One worry in particular concerns the privately-funded IASB. In setting out its roadmap for a US switch to IFRS, the SEC indicated that one of the milestones that would ensure a switch would be an accountable and independent standard setter.

In the last year, the IASB has taken a hammering from politicians and told to reform its processes after widespread criticism of its undemocratic and unaccountable processes in relation to the wider constituents it seeks to serve.

In addition, the standard setter awkwardly finds itself in a position in which it is privately funded with the mandate to write standards for publicly listed companies.

The outstanding governance and funding issues at the IASB clearly do not sit well with the SEC, which has also sent a clear message to the international standard setter to find independent funding so as not to be reliant on listed companies, whose donations make up the bulk of its funds.

Announcing the moves this week, a cautious Christopher Cox said: ‘Standard setting practices must be transparent. Standard setters must be accountable.’

Other critics in the US have also raised the question about whether the SEC was handing its oversight power to the IASB.

Rhode Island Democrat Senator Jack Reed argued that the SEC could put investors at risk by allowing external, less-aggressive regulators to have the power of overseeing the rules.

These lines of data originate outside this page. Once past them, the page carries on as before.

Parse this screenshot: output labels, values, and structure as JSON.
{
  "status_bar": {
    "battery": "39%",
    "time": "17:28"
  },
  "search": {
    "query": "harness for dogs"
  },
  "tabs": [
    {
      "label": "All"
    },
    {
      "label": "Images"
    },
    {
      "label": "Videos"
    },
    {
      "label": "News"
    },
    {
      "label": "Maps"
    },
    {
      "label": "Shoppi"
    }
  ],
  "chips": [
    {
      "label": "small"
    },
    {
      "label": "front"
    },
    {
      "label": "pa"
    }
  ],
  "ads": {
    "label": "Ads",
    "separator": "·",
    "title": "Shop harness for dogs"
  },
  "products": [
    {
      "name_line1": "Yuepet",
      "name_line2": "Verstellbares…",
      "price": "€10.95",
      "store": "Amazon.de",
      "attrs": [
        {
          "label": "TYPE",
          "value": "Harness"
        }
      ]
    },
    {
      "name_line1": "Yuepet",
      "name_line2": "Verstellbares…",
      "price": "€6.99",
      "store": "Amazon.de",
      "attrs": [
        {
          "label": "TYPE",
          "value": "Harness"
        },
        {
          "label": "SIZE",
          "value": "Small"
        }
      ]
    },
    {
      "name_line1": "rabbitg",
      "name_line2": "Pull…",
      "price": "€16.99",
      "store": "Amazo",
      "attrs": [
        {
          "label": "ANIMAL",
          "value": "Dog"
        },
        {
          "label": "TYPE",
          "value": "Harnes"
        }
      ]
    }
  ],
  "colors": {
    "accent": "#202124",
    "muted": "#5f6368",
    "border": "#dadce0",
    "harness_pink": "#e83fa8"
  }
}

The SEC has, however, backed proposals for an international monitoring group ­ with representations from different regions including the US ­ to oversee the work of the IASB. This could be one way of resolving this.

But in time there could still be a power tussle, given the political nature of the SEC and its significance as a public office protecting the interests of US investors.

The final decision to switch to IFRS would also depend on whether the US manages to successfully merge its rules with IFRS, a joint project currently co-ordinated by the IASB and the US Financial Accounting Standards Board.

All these issues have to be resolved by 2011, when the commission decides whether or not to adopt IFRS.

The IASB definitely has its work cut out.